Pierre Roland Georges Roland-Lévy, né le 22 décembre 1908 à Paris (8e), fils de Georges Lazare Lévy et de Jeanne Marie Bonn, et mort le 9 novembre 1990 à Saint-Mandé (Val-de-Marne), est un magistrat français.

Biographie

Avocat à la Cour de Paris, il est nommé chef de Cabinet au ministère du Travail, dirigé par Ambroise Croizat. En juillet 1941, à l'occasion d'un différend immobilier, son locataire, le cinéaste Louis Salabert demande l'arbitrage de l'Institut d'étude des questions juives, qui se prononce en sa faveur, considérant sa qualité d'ancien prisonnier de guerre et d'adhérent aux « Amis de l'Institut d'Etude des Questions Juives ». Il est déporté vers le camp d’Oranienburg (camp de concentration)[1] où il est détenu comme employé du bureau des inscriptions (« Schreibstube »)[2], du 25 janvier 1943 au 22 avril 1945, date de la libération du camp par la 47e Armée Soviétique. Numéro de matricule 58 128, il fait partie du convoi des 1500 français[3] qui partent de Compiègne le 24 janvier 1943, est interné au « Grand Camp » de Sachsenhausen, où il rencontre le comédien Claude Lacloche, qui le décrit dans Trois vies pour un seul homme :

« J'ai bien connu Pierre-Roland que je voyais régulièrement jusqu'à son départ de Paris pour la Côte d'Azur. Il me paraît être représentatif de ce que l'emprise insidieuse du camp pouvait opérer sur le psychisme des rescapés, en modifiant peu à peu, voire en brisant, la personnalité de certains d'entre eux. Après avoir longtemps exercé sa profession d'avocat, Pierre-Roland devint magistrat. Père de deux enfants, il en eut trois autres avec sa seconde épouse, Janice, une Américaine. Avant que celle-ci ne mourût d'un cancer, il devint progressivement sujet à des phases de rages subites, non démentielles, mais peu compatibles avec sa fonction de juge pour enfants. Par chance, sa morale et son comportement professionnels n'en furent pas modifiés. Au cours de l'une de ces crises et pour un motif futile, il menaça Janice d'un revolver qu'il conservait dans le tiroir de sa table de nuit. Avec l'âge, il devint de plus en plus misanthrope et mourut, il y a plusieurs années, à Menton où il s'était retiré[4]. »

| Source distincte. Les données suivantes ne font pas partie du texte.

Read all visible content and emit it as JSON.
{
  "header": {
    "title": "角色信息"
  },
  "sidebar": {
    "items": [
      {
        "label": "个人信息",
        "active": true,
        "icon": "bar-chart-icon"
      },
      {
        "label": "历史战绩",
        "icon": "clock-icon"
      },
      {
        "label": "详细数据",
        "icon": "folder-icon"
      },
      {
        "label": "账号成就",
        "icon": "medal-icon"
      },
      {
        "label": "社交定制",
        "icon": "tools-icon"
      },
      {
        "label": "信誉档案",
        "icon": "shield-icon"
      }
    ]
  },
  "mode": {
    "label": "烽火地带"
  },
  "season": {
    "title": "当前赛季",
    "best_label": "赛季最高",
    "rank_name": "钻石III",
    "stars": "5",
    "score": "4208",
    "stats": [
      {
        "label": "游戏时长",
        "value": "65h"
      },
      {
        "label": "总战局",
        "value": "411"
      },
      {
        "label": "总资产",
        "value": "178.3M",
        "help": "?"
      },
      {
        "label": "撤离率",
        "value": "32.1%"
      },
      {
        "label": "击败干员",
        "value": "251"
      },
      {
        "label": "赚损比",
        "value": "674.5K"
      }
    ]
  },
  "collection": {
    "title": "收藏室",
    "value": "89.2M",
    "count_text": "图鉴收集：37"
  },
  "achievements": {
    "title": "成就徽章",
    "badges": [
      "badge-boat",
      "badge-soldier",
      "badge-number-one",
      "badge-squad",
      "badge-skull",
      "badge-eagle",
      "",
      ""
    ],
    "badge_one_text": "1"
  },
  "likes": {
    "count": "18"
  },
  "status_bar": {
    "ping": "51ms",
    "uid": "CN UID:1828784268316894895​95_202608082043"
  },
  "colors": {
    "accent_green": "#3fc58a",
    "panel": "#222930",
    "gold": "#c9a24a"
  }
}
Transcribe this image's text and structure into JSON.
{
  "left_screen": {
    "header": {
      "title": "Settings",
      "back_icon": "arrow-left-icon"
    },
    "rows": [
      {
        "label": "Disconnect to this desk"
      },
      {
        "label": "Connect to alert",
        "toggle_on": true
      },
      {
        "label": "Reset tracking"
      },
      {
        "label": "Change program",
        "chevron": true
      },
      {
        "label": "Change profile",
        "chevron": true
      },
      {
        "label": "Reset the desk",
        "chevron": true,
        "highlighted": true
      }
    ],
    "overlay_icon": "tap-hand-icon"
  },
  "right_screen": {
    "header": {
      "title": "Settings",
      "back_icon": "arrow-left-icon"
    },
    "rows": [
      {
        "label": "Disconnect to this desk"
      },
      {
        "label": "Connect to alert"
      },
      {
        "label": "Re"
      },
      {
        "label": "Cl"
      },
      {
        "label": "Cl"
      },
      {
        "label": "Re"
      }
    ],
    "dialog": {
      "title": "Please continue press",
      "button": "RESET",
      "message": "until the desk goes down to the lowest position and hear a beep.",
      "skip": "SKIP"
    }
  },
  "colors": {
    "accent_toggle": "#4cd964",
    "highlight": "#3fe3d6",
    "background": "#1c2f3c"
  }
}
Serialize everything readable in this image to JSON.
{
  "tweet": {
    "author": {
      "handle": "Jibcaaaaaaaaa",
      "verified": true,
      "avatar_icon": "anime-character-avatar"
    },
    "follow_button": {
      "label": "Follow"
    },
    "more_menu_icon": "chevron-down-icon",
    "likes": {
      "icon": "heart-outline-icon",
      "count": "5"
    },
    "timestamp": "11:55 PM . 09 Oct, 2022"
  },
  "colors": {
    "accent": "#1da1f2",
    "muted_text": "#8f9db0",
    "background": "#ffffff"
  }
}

Il est le fondateur et le président de l’Amicale des déportés au camp d’Oranienburg (camp de concentration), après la guerre. En 1947, il est présenté au Conseil supérieur de la magistrature, par le groupe communiste[5]. Le 22 mai 1949, il figure, avec Georges Séguy, parmi les membres fondateurs du MRAP (Mouvement contre le racisme et pour l’amitié entre les peuples). Exclu du Parti communiste au cours de l’hiver 1949-1950 et mis en demeure de donner sa démission, il s’est néanmoins maintenu dans ses fonctions. En mars 1951, il est suspendu de ses fonctions au Conseil supérieur de la magistrature, pour avoir commis une indiscrétion au profit de la presse communiste, à propos d’une demande de grâce formulée par un condamné malgache. Il se lie d'amitié avec Simone Penaud-Angelelli, et collaborateur de Me Rosenmark, les avocats de Jean Voilier et Robert Denoël. Le 30 avril 1950, un journaliste signant sous le nom alternatif de Roger ou Robert Darbois, mentionne son nom dans un article d' Express dimanche, le mettant durement en cause, dans l'assassinat de l'éditeur.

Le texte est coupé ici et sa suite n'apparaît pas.